DBS Vickers to transfer Hong Kong retail brokerage clients to sister bank
- The securities arm of DBS Group will continue to service institutional clients, act as the bank’s execution broker
- Clients have the option to transfer to a new account with DBS Bank or another bank or close their account after the closure of its retail business on December 31
For more than four decades, the Vickers name has been associated with retail investing in Hong Kong.
On Monday, that time will pass.
The change comes after DBS Group, the Singapore financial services company, announced earlier this year that it would merge the retail brokerage operations of its DBS Vickers securities arm with DBS Bank, the largest lender in Singapore and Southeast Asia.
DBS Vickers stopped accepting buy orders from retail clients in October and will discontinue its retail business as of Monday.
Clients had the option to transfer a new account with DBS Bank or another bank before December 31 or close their account.

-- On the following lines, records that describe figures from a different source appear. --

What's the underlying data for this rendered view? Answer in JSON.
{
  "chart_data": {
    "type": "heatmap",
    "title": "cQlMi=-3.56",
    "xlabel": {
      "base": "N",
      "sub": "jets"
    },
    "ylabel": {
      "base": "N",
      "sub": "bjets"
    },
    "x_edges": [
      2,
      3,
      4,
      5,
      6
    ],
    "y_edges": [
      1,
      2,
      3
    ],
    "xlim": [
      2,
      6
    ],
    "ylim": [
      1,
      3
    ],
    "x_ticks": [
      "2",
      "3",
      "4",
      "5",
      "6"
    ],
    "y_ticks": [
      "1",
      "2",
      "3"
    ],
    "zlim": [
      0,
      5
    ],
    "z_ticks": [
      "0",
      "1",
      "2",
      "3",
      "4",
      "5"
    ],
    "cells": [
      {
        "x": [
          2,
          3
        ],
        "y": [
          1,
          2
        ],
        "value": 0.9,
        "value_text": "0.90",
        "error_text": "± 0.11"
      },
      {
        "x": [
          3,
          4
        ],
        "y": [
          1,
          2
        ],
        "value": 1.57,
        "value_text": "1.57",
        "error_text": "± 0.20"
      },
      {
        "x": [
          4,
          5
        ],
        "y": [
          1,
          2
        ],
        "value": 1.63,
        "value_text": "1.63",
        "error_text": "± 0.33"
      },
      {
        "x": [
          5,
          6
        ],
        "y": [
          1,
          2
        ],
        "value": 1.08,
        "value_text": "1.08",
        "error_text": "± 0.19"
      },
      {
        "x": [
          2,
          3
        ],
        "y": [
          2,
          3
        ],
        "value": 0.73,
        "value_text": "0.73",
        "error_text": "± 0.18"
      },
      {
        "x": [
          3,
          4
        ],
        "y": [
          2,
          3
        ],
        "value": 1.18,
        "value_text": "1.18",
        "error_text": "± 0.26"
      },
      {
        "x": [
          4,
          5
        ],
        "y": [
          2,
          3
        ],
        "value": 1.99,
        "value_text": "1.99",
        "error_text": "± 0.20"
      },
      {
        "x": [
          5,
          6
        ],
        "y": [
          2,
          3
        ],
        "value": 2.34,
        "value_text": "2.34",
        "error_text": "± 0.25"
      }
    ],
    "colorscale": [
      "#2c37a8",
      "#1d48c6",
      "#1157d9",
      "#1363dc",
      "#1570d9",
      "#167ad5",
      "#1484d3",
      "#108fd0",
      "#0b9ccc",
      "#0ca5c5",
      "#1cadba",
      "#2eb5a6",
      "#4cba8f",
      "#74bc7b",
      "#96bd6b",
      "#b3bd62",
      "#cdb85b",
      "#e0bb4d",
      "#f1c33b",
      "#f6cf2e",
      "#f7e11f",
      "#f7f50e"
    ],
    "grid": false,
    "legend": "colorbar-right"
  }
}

“The move will enable the bank to better focus on the retail brokerage business as a priority area for growth, investment and digitisation, and achieve further synergies,” DBS said in announcing the change in July.
The remaining DBS Vickers business will continue to serve institutional clients and act as the bank’s execution broker in Hong Kong, the company said.

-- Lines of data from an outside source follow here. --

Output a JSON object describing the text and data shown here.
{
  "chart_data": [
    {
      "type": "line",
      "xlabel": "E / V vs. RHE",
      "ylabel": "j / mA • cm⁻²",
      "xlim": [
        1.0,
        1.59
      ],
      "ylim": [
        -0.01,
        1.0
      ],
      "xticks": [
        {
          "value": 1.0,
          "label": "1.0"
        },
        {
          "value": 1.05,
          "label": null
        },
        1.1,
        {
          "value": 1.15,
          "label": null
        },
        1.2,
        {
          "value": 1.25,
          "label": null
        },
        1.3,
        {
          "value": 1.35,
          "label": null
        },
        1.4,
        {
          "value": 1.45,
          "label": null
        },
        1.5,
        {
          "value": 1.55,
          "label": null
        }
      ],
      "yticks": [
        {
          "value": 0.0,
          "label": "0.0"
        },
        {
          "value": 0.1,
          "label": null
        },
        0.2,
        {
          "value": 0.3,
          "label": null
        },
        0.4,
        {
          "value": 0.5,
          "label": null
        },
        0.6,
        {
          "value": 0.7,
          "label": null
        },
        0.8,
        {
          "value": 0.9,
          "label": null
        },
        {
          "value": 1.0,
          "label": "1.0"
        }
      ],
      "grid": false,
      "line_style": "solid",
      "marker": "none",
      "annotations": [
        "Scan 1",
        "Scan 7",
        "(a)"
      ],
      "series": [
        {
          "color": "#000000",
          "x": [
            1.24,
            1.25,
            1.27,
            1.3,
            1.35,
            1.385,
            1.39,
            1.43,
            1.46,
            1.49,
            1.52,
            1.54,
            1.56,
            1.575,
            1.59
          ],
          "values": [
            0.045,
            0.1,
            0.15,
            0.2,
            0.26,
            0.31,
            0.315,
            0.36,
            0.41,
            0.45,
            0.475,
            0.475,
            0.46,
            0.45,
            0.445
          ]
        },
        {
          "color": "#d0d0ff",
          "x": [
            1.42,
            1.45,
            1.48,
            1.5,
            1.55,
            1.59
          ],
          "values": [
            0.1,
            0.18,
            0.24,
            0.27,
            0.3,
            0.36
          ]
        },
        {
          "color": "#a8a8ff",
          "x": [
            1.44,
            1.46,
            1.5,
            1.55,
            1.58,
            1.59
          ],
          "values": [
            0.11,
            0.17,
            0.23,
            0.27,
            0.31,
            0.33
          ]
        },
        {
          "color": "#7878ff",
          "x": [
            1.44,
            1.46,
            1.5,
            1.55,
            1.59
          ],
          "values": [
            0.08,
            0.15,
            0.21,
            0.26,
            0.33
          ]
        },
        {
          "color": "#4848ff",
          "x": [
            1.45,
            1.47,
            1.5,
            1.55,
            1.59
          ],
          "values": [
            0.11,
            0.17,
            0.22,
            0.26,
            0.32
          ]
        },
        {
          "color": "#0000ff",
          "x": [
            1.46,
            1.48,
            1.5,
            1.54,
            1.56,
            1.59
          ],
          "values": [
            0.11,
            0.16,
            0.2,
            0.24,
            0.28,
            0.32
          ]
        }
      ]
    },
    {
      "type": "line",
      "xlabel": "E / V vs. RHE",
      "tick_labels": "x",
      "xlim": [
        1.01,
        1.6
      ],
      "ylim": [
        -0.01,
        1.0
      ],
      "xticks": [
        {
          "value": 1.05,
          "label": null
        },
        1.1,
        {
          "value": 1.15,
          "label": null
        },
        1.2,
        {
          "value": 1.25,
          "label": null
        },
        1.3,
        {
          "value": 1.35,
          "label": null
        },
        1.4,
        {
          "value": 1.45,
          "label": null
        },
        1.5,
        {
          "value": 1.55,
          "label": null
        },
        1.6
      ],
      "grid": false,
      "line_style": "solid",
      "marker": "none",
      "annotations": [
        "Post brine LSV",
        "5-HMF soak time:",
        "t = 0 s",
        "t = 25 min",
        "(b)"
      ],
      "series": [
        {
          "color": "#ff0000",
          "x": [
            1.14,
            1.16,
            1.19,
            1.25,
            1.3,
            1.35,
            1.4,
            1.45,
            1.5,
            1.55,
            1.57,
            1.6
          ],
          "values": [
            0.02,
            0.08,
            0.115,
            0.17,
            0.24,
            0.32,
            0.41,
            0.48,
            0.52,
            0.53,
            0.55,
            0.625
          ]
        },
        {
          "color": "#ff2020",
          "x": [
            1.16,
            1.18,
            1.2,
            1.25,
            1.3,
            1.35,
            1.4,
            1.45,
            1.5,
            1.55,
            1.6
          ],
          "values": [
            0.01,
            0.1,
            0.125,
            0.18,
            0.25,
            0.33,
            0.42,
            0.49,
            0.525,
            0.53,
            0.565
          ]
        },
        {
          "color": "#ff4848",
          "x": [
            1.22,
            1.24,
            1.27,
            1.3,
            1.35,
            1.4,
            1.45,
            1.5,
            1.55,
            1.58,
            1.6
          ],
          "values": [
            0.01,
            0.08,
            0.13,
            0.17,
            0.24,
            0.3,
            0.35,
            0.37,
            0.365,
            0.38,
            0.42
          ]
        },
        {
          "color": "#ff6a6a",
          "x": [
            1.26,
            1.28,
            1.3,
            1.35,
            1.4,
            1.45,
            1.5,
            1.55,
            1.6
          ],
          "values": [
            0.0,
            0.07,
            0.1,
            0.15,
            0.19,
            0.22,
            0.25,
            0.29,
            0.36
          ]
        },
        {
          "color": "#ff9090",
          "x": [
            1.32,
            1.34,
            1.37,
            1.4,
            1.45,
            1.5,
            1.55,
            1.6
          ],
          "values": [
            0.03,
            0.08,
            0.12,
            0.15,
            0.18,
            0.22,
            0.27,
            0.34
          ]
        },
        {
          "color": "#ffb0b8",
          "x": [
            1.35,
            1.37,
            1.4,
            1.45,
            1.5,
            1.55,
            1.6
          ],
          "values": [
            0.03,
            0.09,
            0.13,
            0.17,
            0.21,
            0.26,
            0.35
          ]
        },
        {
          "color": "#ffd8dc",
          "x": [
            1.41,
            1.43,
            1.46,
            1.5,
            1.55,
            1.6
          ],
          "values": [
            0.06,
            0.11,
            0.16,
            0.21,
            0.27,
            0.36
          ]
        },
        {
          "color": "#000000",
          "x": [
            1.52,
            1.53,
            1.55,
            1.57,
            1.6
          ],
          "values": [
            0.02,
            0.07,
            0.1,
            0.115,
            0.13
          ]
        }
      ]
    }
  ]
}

Stephen Chu, a long-term client of DBS Vickers, said he was shocked to hear that its retail brokerage operations were being discontinued and was in the process of transferring his equity and Reit holdings to another brokerage.
“Over the years, I was quite happy with the full service I received from DBSV, especially the analytical property reports written by renowned property analyst Jeff Yau and his team,” Chu said.

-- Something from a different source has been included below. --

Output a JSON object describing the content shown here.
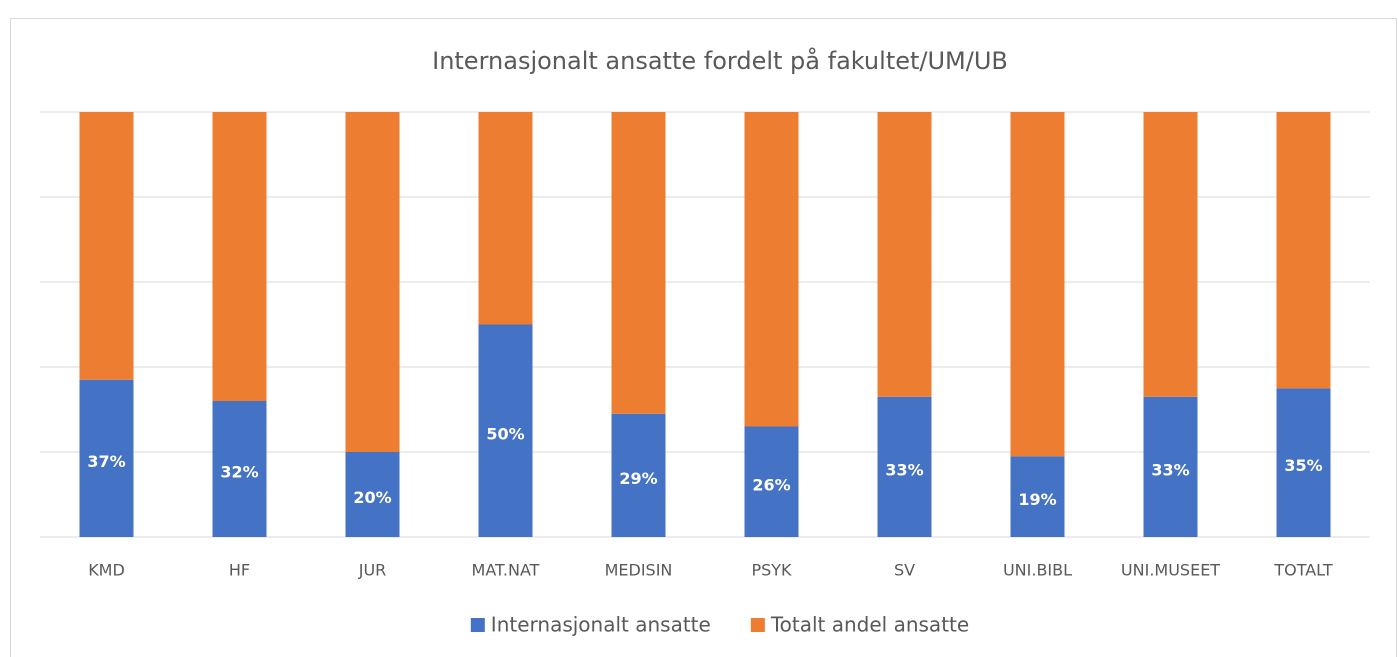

Chu said that it was a pity that DBS Vickers was “winding down” its retail brokerage business, “but I am happy with the profits I have made over the years via their brokerage”.
DBS Vickers traces its roots to Vickers, Da Costa & Co., a British brokerage that was founded in 1917 and whose co-founder was Winston Churchill’s stockbroker.
It was first registered in Hong Kong in 1973. The Hong Kong business became part of DBS in 2001 following the merger of Vickers Ballas and DBS Securities.
The move marks that latest consolidation within DBS, which spent much of last year integrating the retail and wealth management businesses of Australia and New Zealand Banking Group.
DBS bought ANZ’s retail and wealth management operations in China, Hong Kong, Indonesia, Singapore and Taiwan in 2016 for US$110 million.
The integration of the ANZ business was completed in February.
A DBS spokesman did not provide details Friday on how many clients or employees were affected by the transfer of DBS Vickers retail brokerage business to DBS Bank.
DBS, as whole, employed 4,537 people, including 139 contractors and temporary workers, in Hong Kong as of the end of 2017. Hong Kong is the company’s second largest market behind Singapore.
The company, which employs more than 24,000 people worldwide, reported that its profit rose 6 per cent in the third quarter to 1.41 billion Singapore dollars (HK$8.07 billion).